In a series `RC` circuit with an `AC` source (peak voltage `E_(0)=50 V` and `f=50//pi Hz),R=300 Omega`.`C=25 muF`.Then:

To solve the problem step by step, we will calculate the peak current and average power in the given series RC circuit with an AC source. ### Given Data: - Peak Voltage, \( E_0 = 50 \, V \) - Frequency, \( f = \frac{50}{\pi} \, Hz \) - Resistance, \( R = 300 \, \Omega \) - Capacitance, \( C = 25 \, \mu F = 25 \times 10^{-6} \, F \) ### Step 1: Calculate the capacitive reactance \( X_C \) The formula for capacitive reactance is given by: \[ X_C = \frac{1}{\omega C} \] where \( \omega = 2\pi f \).
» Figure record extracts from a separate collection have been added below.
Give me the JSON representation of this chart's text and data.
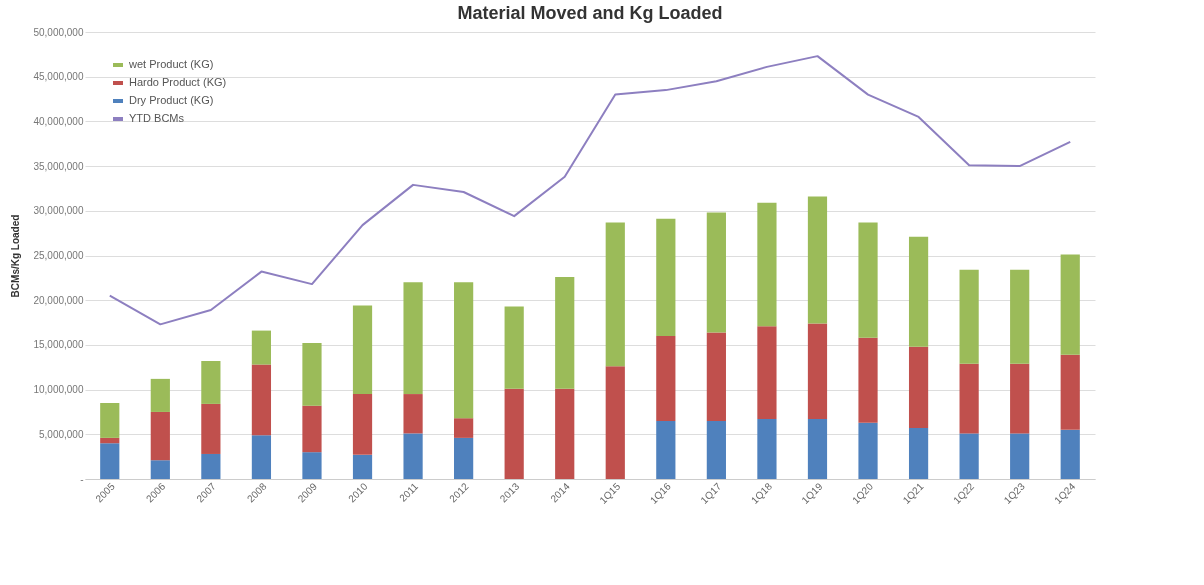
{
  "chart_data": {
    "type": "bar",
    "title": "Material Moved and Kg Loaded",
    "ylabel": "BCMs/Kg Loaded",
    "stacked": true,
    "categories": [
      "2005",
      "2006",
      "2007",
      "2008",
      "2009",
      "2010",
      "2011",
      "2012",
      "2013",
      "2014",
      "1Q15",
      "1Q16",
      "1Q17",
      "1Q18",
      "1Q19",
      "1Q20",
      "1Q21",
      "1Q22",
      "1Q23",
      "1Q24"
    ],
    "series": [
      {
        "name": "Dry Product (KG)",
        "color": "#4f81bd",
        "values": [
          4000000,
          2100000,
          2800000,
          4900000,
          3000000,
          2700000,
          5100000,
          4600000,
          null,
          null,
          null,
          6500000,
          6500000,
          6700000,
          6700000,
          6300000,
          5700000,
          5100000,
          5100000,
          5500000
        ]
      },
      {
        "name": "Hardo Product (KG)",
        "color": "#c0504d",
        "values": [
          600000,
          5400000,
          5600000,
          7900000,
          5200000,
          6800000,
          4400000,
          2200000,
          10100000,
          10100000,
          12600000,
          9500000,
          9900000,
          10400000,
          10700000,
          9500000,
          9100000,
          7800000,
          7800000,
          8400000
        ]
      },
      {
        "name": "wet Product (KG)",
        "color": "#9bbb59",
        "values": [
          3900000,
          3700000,
          4800000,
          3800000,
          7000000,
          9900000,
          12500000,
          15200000,
          9200000,
          12500000,
          16100000,
          13100000,
          13400000,
          13800000,
          14200000,
          12900000,
          12300000,
          10500000,
          10500000,
          11200000
        ]
      },
      {
        "name": "YTD BCMs",
        "type": "line",
        "color": "#8d7fc0",
        "values": [
          20500000,
          17300000,
          18900000,
          23200000,
          21800000,
          28400000,
          32900000,
          32100000,
          29400000,
          33800000,
          43000000,
          43500000,
          44500000,
          46100000,
          47300000,
          43000000,
          40500000,
          35100000,
          35000000,
          37700000
        ]
      }
    ],
    "ylim": [
      0,
      50000000
    ],
    "yticks": [
      {
        "value": 0,
        "label": "-"
      },
      {
        "value": 5000000,
        "label": "5,000,000"
      },
      {
        "value": 10000000,
        "label": "10,000,000"
      },
      {
        "value": 15000000,
        "label": "15,000,000"
      },
      {
        "value": 20000000,
        "label": "20,000,000"
      },
      {
        "value": 25000000,
        "label": "25,000,000"
      },
      {
        "value": 30000000,
        "label": "30,000,000"
      },
      {
        "value": 35000000,
        "label": "35,000,000"
      },
      {
        "value": 40000000,
        "label": "40,000,000"
      },
      {
        "value": 45000000,
        "label": "45,000,000"
      },
      {
        "value": 50000000,
        "label": "50,000,000"
      }
    ],
    "grid": "y",
    "legend": "top left"
  }
}
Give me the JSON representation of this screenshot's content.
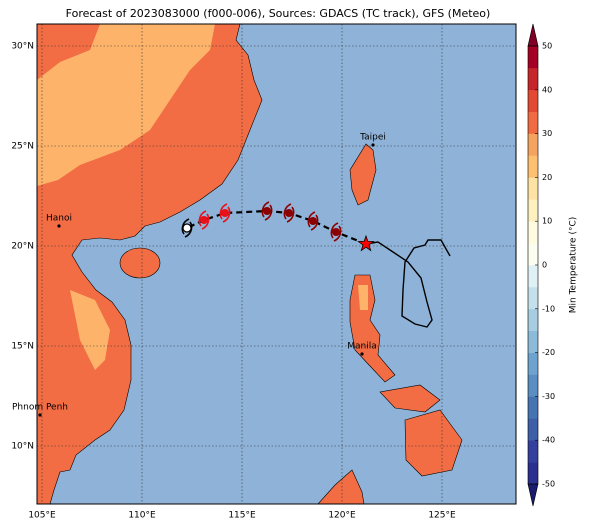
{
  "chart_data": {
    "type": "map",
    "title": "Forecast of 2023083000 (f000-006), Sources: GDACS (TC track), GFS (Meteo)",
    "xlim": [
      104.75,
      128.7
    ],
    "ylim": [
      7.1,
      31.1
    ],
    "xticks": [
      {
        "value": 105,
        "label": "105°E"
      },
      {
        "value": 110,
        "label": "110°E"
      },
      {
        "value": 115,
        "label": "115°E"
      },
      {
        "value": 120,
        "label": "120°E"
      },
      {
        "value": 125,
        "label": "125°E"
      }
    ],
    "yticks": [
      {
        "value": 10,
        "label": "10°N"
      },
      {
        "value": 15,
        "label": "15°N"
      },
      {
        "value": 20,
        "label": "20°N"
      },
      {
        "value": 25,
        "label": "25°N"
      },
      {
        "value": 30,
        "label": "30°N"
      }
    ],
    "grid": true,
    "forecast_track": {
      "lon": [
        121.2,
        119.7,
        118.55,
        117.35,
        116.25,
        114.15,
        113.1,
        112.25
      ],
      "lat": [
        20.1,
        20.7,
        21.25,
        21.65,
        21.75,
        21.65,
        21.3,
        20.9
      ],
      "colors": [
        "#ff0000",
        "#8b0000",
        "#8b0000",
        "#8b0000",
        "#8b0000",
        "#e8101a",
        "#e8101a",
        "#ffffff"
      ]
    },
    "past_track": {
      "lon": [
        121.2,
        121.8,
        122.55,
        123.3,
        123.95,
        124.25,
        124.5,
        124.25,
        123.65,
        123.0,
        123.05,
        123.15,
        123.6,
        124.15,
        124.3,
        124.95,
        125.4
      ],
      "lat": [
        20.1,
        20.2,
        19.7,
        19.2,
        18.4,
        17.2,
        16.3,
        15.95,
        16.1,
        16.5,
        17.8,
        19.2,
        19.9,
        20.05,
        20.3,
        20.3,
        19.5
      ]
    },
    "cities": [
      {
        "name": "Taipei",
        "lon": 121.55,
        "lat": 25.05
      },
      {
        "name": "Hanoi",
        "lon": 105.85,
        "lat": 21.0
      },
      {
        "name": "Manila",
        "lon": 121.0,
        "lat": 14.6
      },
      {
        "name": "Phnom Penh",
        "lon": 104.9,
        "lat": 11.55
      }
    ],
    "colorbar": {
      "label": "Min Temperature (°C)",
      "lim": [
        -50,
        50
      ],
      "ticks": [
        -50,
        -40,
        -30,
        -20,
        -10,
        0,
        10,
        20,
        30,
        40,
        50
      ],
      "colors": [
        "#2b2f8f",
        "#353f9e",
        "#3d5fa8",
        "#4674b3",
        "#5a8ec2",
        "#6fa3cf",
        "#8cbad9",
        "#a7cde3",
        "#c4e0ec",
        "#e0f1f6",
        "#fbfdf0",
        "#fffbe0",
        "#fff0c0",
        "#fee2a4",
        "#fdbf70",
        "#f4a460",
        "#f06a42",
        "#e34a33",
        "#c6262b",
        "#a50026"
      ]
    }
  }
}
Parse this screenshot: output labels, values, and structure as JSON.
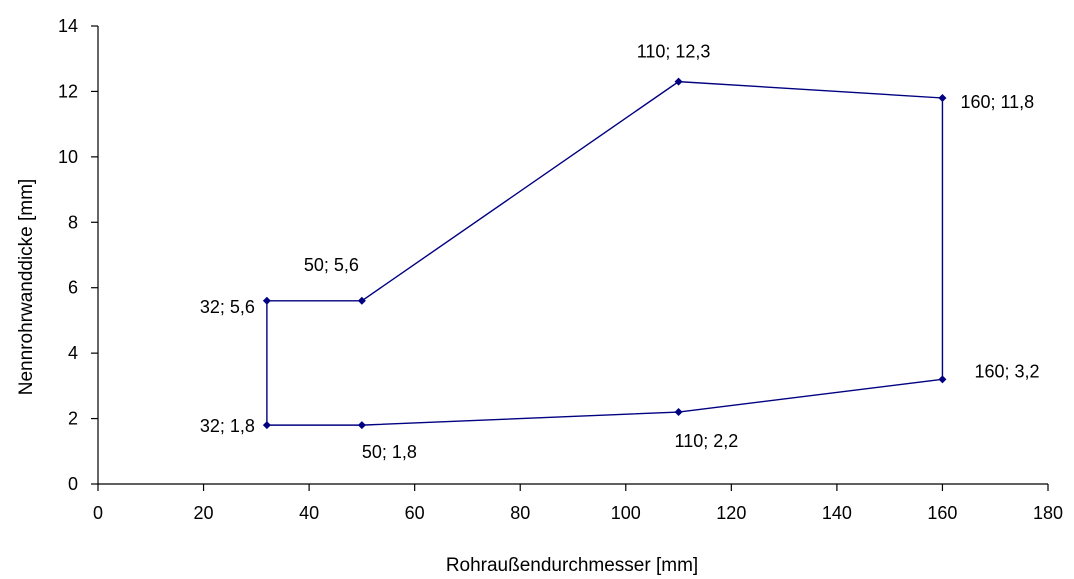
{
  "chart_data": {
    "type": "line",
    "title": "",
    "xlabel": "Rohraußendurchmesser [mm]",
    "ylabel": "Nennrohrwanddicke [mm]",
    "xlim": [
      0,
      180
    ],
    "ylim": [
      0,
      14
    ],
    "x_ticks": [
      "0",
      "20",
      "40",
      "60",
      "80",
      "100",
      "120",
      "140",
      "160",
      "180"
    ],
    "y_ticks": [
      "0",
      "2",
      "4",
      "6",
      "8",
      "10",
      "12",
      "14"
    ],
    "grid": false,
    "legend": "none",
    "line_color": "#000080",
    "series": [
      {
        "closed": true,
        "points": [
          {
            "x": 32,
            "y": 1.8,
            "label": "32; 1,8"
          },
          {
            "x": 50,
            "y": 1.8,
            "label": "50; 1,8"
          },
          {
            "x": 110,
            "y": 2.2,
            "label": "110; 2,2"
          },
          {
            "x": 160,
            "y": 3.2,
            "label": "160; 3,2"
          },
          {
            "x": 160,
            "y": 11.8,
            "label": "160; 11,8"
          },
          {
            "x": 110,
            "y": 12.3,
            "label": "110; 12,3"
          },
          {
            "x": 50,
            "y": 5.6,
            "label": "50; 5,6"
          },
          {
            "x": 32,
            "y": 5.6,
            "label": "32; 5,6"
          }
        ]
      }
    ]
  }
}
First, calculate \( \omega \): \[ \omega = 2\pi \left(\frac{50}{\pi}\right) = 100 \, rad/s \] Now, substitute \( \omega \) and \( C \) into the formula for \( X_C \): \[ X_C = \frac{1}{100 \times 25 \times 10^{-6}} = \frac{1}{0.0025} = 400 \, \Omega \] ### Step 2: Calculate the impedance \( Z \) The impedance \( Z \) in a series RC circuit is given by: \[ Z = \sqrt{R^2 + X_C^2} \] Substituting the values of \( R \) and \( X_C \): \[ Z = \sqrt{300^2 + 400^2} = \sqrt{90000 + 160000} = \sqrt{250000} = 500 \, \Omega \] ### Step 3: Calculate the peak current \( I_0 \) The peak current \( I_0 \) can be calculated using Ohm's law: \[ I_0 = \frac{E_0}{Z} \] Substituting the values: \[ I_0 = \frac{50}{500} = 0.1 \, A \] ### Step 4: Calculate the average power \( P \) The average power \( P \) in an AC circuit is given by: \[ P = V_{rms} \times I_{rms} \times \cos \phi \] Where \( V_{rms} = \frac{E_0}{\sqrt{2}} \) and \( I_{rms} = \frac{I_0}{\sqrt{2}} \). First, calculate \( V_{rms} \): \[ V_{rms} = \frac{50}{\sqrt{2}} \approx 35.36 \, V \] Next, calculate \( I_{rms} \): \[ I_{rms} = \frac{0.1}{\sqrt{2}} \approx 0.0707 \, A \] Now, calculate \( \cos \phi \): \[ \cos \phi = \frac{R}{Z} = \frac{300}{500} = 0.6 \] Now substitute these values into the power formula: \[ P = 35.36 \times 0.0707 \times 0.6 \] Calculating this gives: \[ P \approx 1.5 \, W \] ### Final Answers: - Peak Current \( I_0 = 0.1 \, A \) - Average Power \( P \approx 1.5 \, W \) ---